Super slim, initially seductive. But leaves you feeling empty. Is that the Tap or the iPhone?

For me that means the prospect of a proper gaming PC in a tablet or smartphone form factor isn't going to happen any time soon. The gap between something like an AMD Radeon R9 290 and Intel's integrated graphics in the Tap 11 is pretty epic. But, I don't really see that gap vanishing in the next few years.

Yes, ultramobile graphics will get faster. But not at the rate we've seen over the last six or seven years. Meanwhile, desktop GPUs will keep getting faster.

Fast forward to the end of the decade and I reckon you'll have smartphones with CPUs comparable to the Tap's. They might even have graphics more powerful than Intel's latest integrated effort.

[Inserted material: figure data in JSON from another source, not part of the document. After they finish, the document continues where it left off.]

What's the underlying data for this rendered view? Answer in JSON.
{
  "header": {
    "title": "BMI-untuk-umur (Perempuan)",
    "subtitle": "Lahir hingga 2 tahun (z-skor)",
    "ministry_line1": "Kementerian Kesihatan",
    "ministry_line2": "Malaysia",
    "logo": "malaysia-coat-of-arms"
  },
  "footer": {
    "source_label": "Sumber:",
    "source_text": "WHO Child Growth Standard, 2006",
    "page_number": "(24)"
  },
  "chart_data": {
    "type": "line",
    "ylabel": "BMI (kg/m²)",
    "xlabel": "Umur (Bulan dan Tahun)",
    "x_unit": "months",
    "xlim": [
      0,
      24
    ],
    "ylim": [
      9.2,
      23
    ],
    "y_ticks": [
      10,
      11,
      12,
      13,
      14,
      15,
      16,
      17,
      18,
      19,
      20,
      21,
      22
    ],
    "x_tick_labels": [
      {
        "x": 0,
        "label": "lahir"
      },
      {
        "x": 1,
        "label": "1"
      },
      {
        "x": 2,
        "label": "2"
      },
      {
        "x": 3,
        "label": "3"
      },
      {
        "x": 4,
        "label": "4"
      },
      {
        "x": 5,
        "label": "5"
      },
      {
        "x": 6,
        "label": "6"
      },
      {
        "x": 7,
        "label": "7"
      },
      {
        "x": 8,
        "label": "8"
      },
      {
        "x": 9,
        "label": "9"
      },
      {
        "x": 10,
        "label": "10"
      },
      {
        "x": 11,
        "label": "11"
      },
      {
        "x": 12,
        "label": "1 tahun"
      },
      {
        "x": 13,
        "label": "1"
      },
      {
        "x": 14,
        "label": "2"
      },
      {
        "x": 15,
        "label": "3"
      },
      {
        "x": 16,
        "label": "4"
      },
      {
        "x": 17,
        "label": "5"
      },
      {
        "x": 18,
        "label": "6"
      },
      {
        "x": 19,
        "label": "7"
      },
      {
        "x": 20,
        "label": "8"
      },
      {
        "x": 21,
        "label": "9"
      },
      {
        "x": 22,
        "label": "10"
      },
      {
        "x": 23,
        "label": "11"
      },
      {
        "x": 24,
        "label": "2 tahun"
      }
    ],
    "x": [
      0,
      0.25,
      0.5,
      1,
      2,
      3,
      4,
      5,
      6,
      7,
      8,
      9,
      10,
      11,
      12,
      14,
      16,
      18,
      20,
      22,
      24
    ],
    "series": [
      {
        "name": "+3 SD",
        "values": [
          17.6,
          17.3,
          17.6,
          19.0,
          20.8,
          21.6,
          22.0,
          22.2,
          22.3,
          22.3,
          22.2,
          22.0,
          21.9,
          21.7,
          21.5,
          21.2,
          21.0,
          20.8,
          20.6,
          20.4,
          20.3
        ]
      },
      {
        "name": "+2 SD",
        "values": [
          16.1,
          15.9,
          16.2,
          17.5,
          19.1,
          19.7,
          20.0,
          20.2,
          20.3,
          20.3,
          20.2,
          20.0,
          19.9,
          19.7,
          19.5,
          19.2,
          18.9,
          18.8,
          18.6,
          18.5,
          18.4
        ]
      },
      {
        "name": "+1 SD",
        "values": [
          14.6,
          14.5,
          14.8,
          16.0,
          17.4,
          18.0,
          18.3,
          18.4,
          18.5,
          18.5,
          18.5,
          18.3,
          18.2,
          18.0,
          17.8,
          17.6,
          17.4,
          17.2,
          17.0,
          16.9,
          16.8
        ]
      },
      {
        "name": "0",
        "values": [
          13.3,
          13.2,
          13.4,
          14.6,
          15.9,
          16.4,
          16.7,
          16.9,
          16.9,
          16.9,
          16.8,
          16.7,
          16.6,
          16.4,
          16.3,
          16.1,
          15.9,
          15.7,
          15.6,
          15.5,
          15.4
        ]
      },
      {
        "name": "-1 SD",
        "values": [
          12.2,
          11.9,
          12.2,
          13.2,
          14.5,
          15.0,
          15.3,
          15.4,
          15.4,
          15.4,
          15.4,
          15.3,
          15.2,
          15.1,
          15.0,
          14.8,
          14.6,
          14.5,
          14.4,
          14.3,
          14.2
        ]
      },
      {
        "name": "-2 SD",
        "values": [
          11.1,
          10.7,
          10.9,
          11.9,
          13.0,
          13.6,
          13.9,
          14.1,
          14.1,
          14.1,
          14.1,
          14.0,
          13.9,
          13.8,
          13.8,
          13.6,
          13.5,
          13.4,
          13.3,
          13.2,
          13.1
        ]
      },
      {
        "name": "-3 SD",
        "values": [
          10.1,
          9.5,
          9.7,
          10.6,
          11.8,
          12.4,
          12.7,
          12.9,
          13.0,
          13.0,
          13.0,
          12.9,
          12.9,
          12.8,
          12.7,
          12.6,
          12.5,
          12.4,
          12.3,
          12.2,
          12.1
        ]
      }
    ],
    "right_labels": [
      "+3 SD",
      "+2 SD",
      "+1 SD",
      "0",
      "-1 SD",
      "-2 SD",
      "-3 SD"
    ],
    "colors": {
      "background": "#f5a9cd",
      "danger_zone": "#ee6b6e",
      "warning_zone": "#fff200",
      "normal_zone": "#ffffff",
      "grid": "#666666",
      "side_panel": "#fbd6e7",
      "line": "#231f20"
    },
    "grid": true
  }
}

But that would make for a merely adequate gaming PC today. It won't even come close to what's possible with a current high end GPU, much less the best the industry has to offer in 2020. So, yes, you will have a smartphone that'll make a decent fist of playing Xbone and PS4 ports. That will be pretty impressive. But if you're remotely serious about gaming, it won't actually be enough.

It was ever thus with integrated graphics. And it's not quite time for that to change.

P.S. The Vaio Tap 11 is available today and yours for around £800. Which is a lot. For something fundamentally flawed.